The way I see it - it would be best to disable the auto update options in wp-config.php.
Thank me later
define( 'WP_AUTO_UPDATE_CORE', false );
Do you have any comment on whether you'll be supporting ClassicPress (https://www.classicpress.net/) anytime soon? Lots of us in the dev community are switching to it.
We are not and currently have no plans to. That may change.
Yes, I wanted to do that but some say such an important updates doesn't upgrade automatically. Can anyone confirm or deny this?
In the meanwhile I did a little experiment. Swtiched PHP version back to 5.6 and upgraded my test site to WP 5.0. Everything works the same. I have a theme with Page Builder by Site Origin and it is working the same as before. I think that's good news.
I think this might be better, since it allows auto-updates of minor versions, just not major ones.
define( 'WP_AUTO_UPDATE_CORE', minor );
Wish I had read this blog when it first came out. I have one site hosted on GoDaddy who have forced the upgrade on me and I find myself stuck with Gutenburg, which I had previously tried on another of my sites and immediately rejected. Editing my GoDaddy-hosted home page is now really awkward because of the way that Gutenburg renders it (even though it is just some text with an image next to it) and to add insult to injury, the editor's so-called 'Preview' button shows the UNedited version of the page! What...?
"The goal, according to Matt Mullenweg, is 'to simplify the first-time user experience with WordPress — for those who are writing, editing, publishing, and designing web pages.'" I've briefly dabbled with Gutenberg and in my opinion, Gutenberg is not simple. The classic editor is much simpler in my opinion.

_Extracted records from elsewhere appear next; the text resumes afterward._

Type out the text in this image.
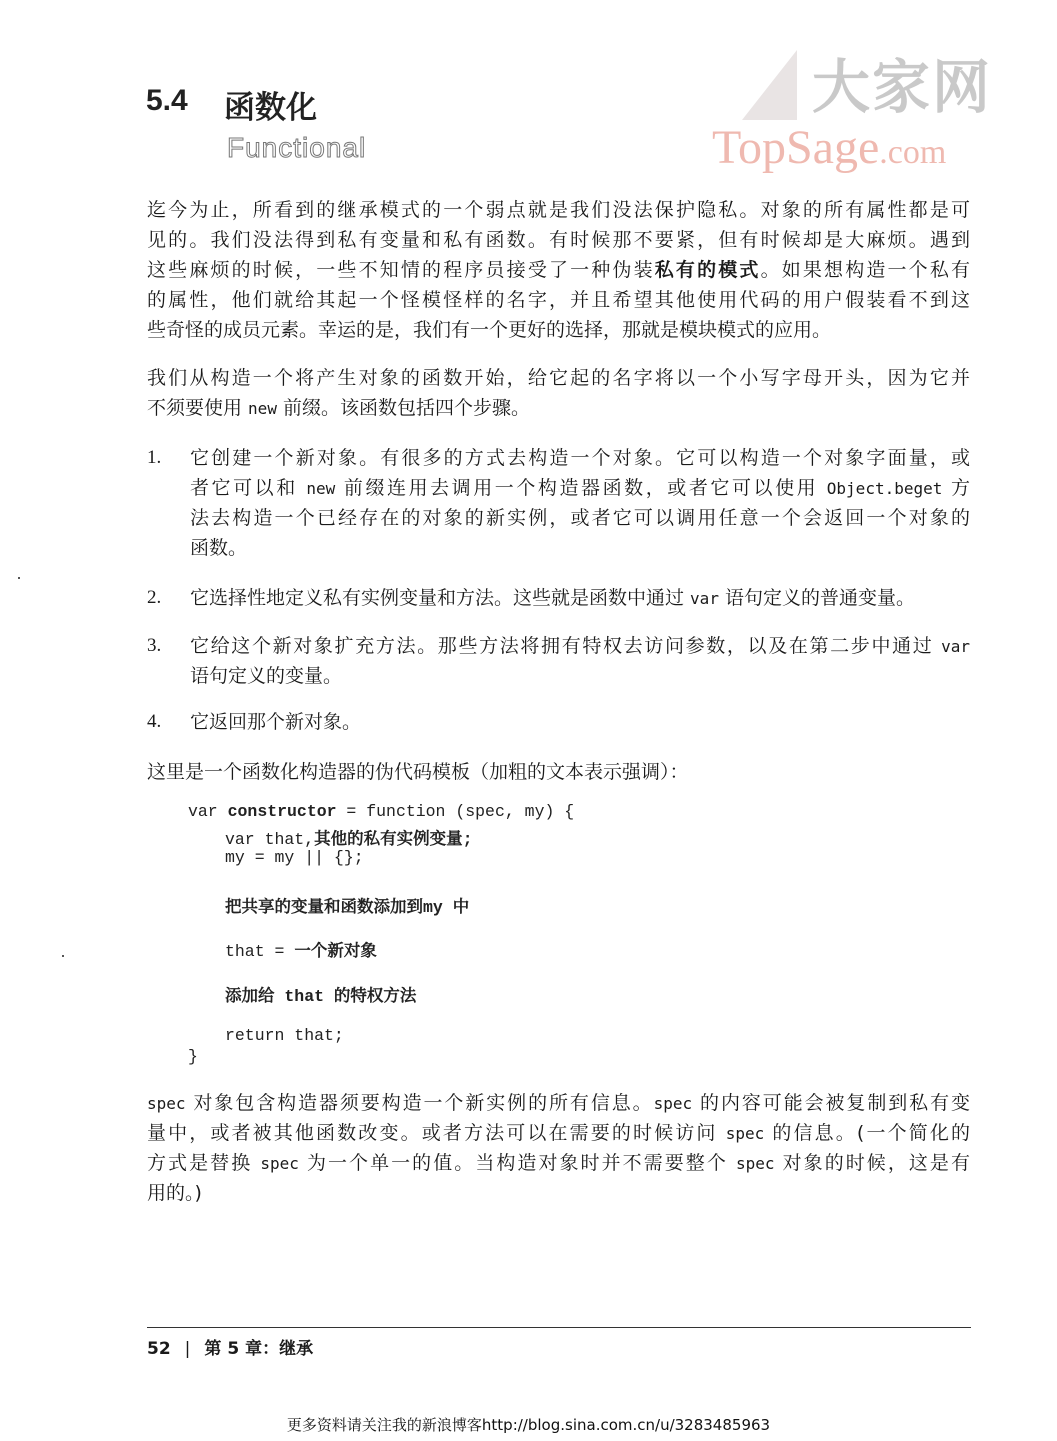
5.4 函数化
Functional
大家网
TopSage.com
迄今为止，所看到的继承模式的一个弱点就是我们没法保护隐私。对象的所有属性都是可
见的。我们没法得到私有变量和私有函数。有时候那不要紧，但有时候却是大麻烦。遇到
这些麻烦的时候，一些不知情的程序员接受了一种伪装私有的模式。如果想构造一个私有
的属性，他们就给其起一个怪模怪样的名字，并且希望其他使用代码的用户假装看不到这
些奇怪的成员元素。幸运的是，我们有一个更好的选择，那就是模块模式的应用。
我们从构造一个将产生对象的函数开始，给它起的名字将以一个小写字母开头，因为它并
不须要使用 new 前缀。该函数包括四个步骤。
1. 它创建一个新对象。有很多的方式去构造一个对象。它可以构造一个对象字面量，或
者它可以和 new 前缀连用去调用一个构造器函数，或者它可以使用 Object.beget 方
法去构造一个已经存在的对象的新实例，或者它可以调用任意一个会返回一个对象的
函数。
2. 它选择性地定义私有实例变量和方法。这些就是函数中通过 var 语句定义的普通变量。
3. 它给这个新对象扩充方法。那些方法将拥有特权去访问参数，以及在第二步中通过 var
语句定义的变量。
4. 它返回那个新对象。
这里是一个函数化构造器的伪代码模板（加粗的文本表示强调）：
var constructor = function (spec, my) {
var that,其他的私有实例变量;
my = my || {};
把共享的变量和函数添加到my 中
that = 一个新对象
添加给 that 的特权方法
return that;
}
spec 对象包含构造器须要构造一个新实例的所有信息。spec 的内容可能会被复制到私有变
量中，或者被其他函数改变。或者方法可以在需要的时候访问 spec 的信息。(一个简化的
方式是替换 spec 为一个单一的值。当构造对象时并不需要整个 spec 对象的时候，这是有
用的。)
52 | 第 5 章：继承
更多资料请关注我的新浪博客http://blog.sina.com.cn/u/3283485963
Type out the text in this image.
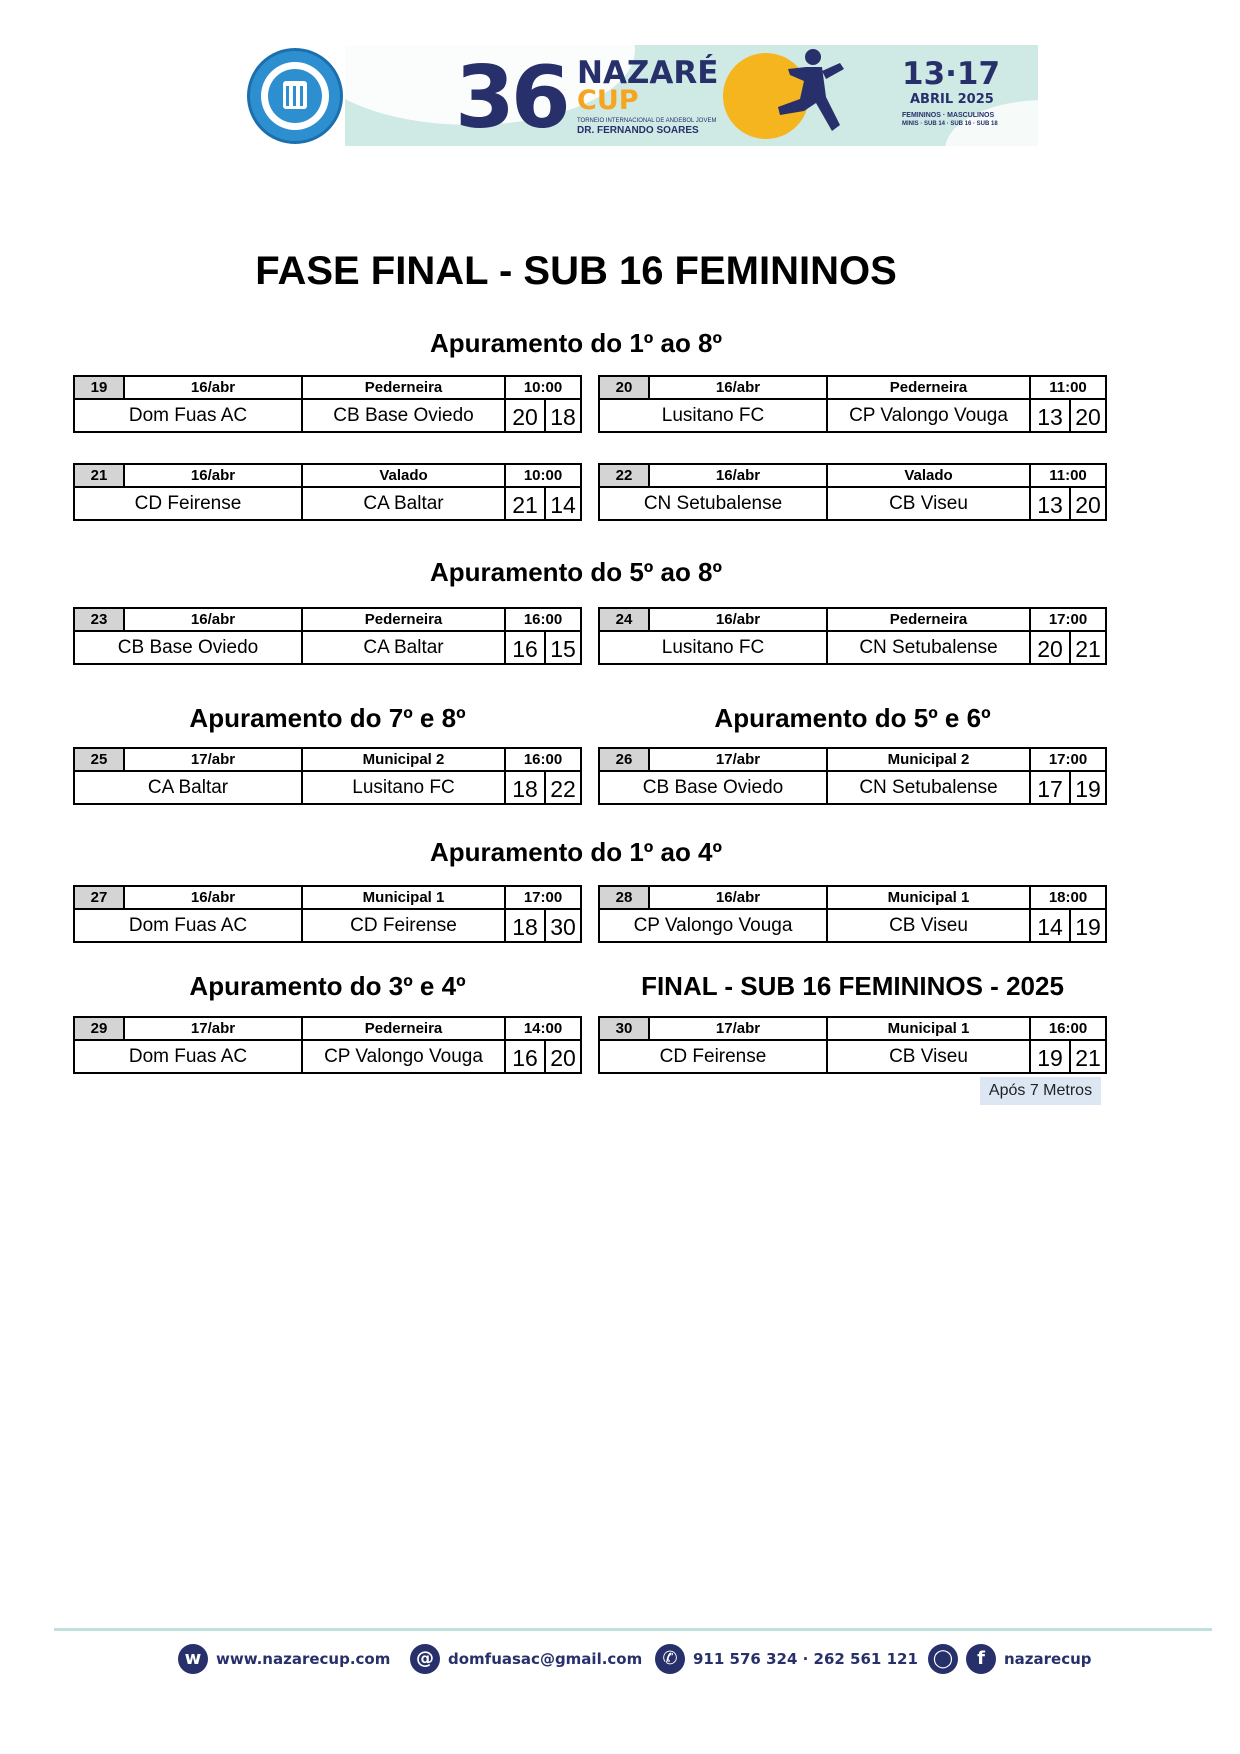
36 NAZARÉ
CUP
TORNEIO INTERNACIONAL DE ANDEBOL JOVEM
DR. FERNANDO SOARES
13·17
ABRIL 2025
FEMININOS · MASCULINOS
MINIS · SUB 14 · SUB 16 · SUB 18
FASE FINAL - SUB 16 FEMININOS
Apuramento do 1º ao 8º
Apuramento do 5º ao 8º
Apuramento do 7º e 8º	Apuramento do 5º e 6º
Apuramento do 1º ao 4º
Apuramento do 3º e 4º	FINAL - SUB 16 FEMININOS - 2025
19	16/abr	Pederneira	10:00
Dom Fuas AC	CB Base Oviedo	20 18
20	16/abr	Pederneira	11:00
Lusitano FC	CP Valongo Vouga	13 20
21	16/abr	Valado	10:00
CD Feirense	CA Baltar	21 14
22	16/abr	Valado	11:00
CN Setubalense	CB Viseu	13 20
23	16/abr	Pederneira	16:00
CB Base Oviedo	CA Baltar	16 15
24	16/abr	Pederneira	17:00
Lusitano FC	CN Setubalense	20 21
25	17/abr	Municipal 2	16:00
CA Baltar	Lusitano FC	18 22
26	17/abr	Municipal 2	17:00
CB Base Oviedo	CN Setubalense	17 19
27	16/abr	Municipal 1	17:00
Dom Fuas AC	CD Feirense	18 30
28	16/abr	Municipal 1	18:00
CP Valongo Vouga	CB Viseu	14 19
29	17/abr	Pederneira	14:00
Dom Fuas AC	CP Valongo Vouga	16 20
30	17/abr	Municipal 1	16:00
CD Feirense	CB Viseu	19 21
Após 7 Metros
w www.nazarecup.com	@ domfuasac@gmail.com	✆	911 576 324 · 262 561 121 ◯	f	nazarecup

You're not stuck with Gutenberg. You can install the Classic Editor plugin which from what I've read will disable Gutenberg. Reference the following post by Grayson Bell at iMark Interactive: https://www.imarkinteractive.com/how-to-easily-disable-gutenberg-wordpress-5/
Agreed..it's definitely NOT a simplified version of the classic editor.
Yeah, I was just thinking about users who have multiple posts. Seems like it would be very time consuming if one wanted to go back and manually update multiple posts to be more compliant with Gutenberg. From what I've read, all existing posts are migrated to one large classic code block when you upgrade to WP 5.0 and Gutenberg.
I realize that you can still use the classic editor, supposedly up to or through 2021, but eventually users may have to bite the bullet and learn to use Gutenberg.
That may depend on your hosting provider.
Unless you're hosting provider auto-updates, you have the choice NOT to upgrade. I'm on SiteGround and I choose whether or not to upgrade.
SiteGround hosting provider customer here...you should have the option whether or not to upgrade. From what I've read, it's best to hold off upgrading your live site for now. Since you're a SiteGround user, checkout my post on creating a staging/testing site on SiteGround: https://sharedbits.net/creating-a-wordpress-staging-testing-site-on-siteground/
You might want to refer to a response by Kathy Zant to a comment by Ron Richardson above. There's a link about PHP 5 being dangerous.
Can I wait until January 2019 to update my site? Will my site have security issues until then?
Hi Alex! As long as you're on the latest security release of the 4.9 branch, your site won't contain any known core vulnerabilities.
Curious whether I should upgrade to 5.01 or wait a while for them to work out significant bugs.
The 4 "be aware's" that are out on the net don't appear to affect me as I look to rebuild my site completely.
Hey Bill! If you're planning on a rebuild anyway, I'd recommend running your development environment on the latest available version so you can see for yourself how it behaves. Depending on how long you're planning for the rebuild to take, you'd be fine keeping your current site on its current version branch (while making sure to apply any relevant security releases for 4.9.X in the meantime).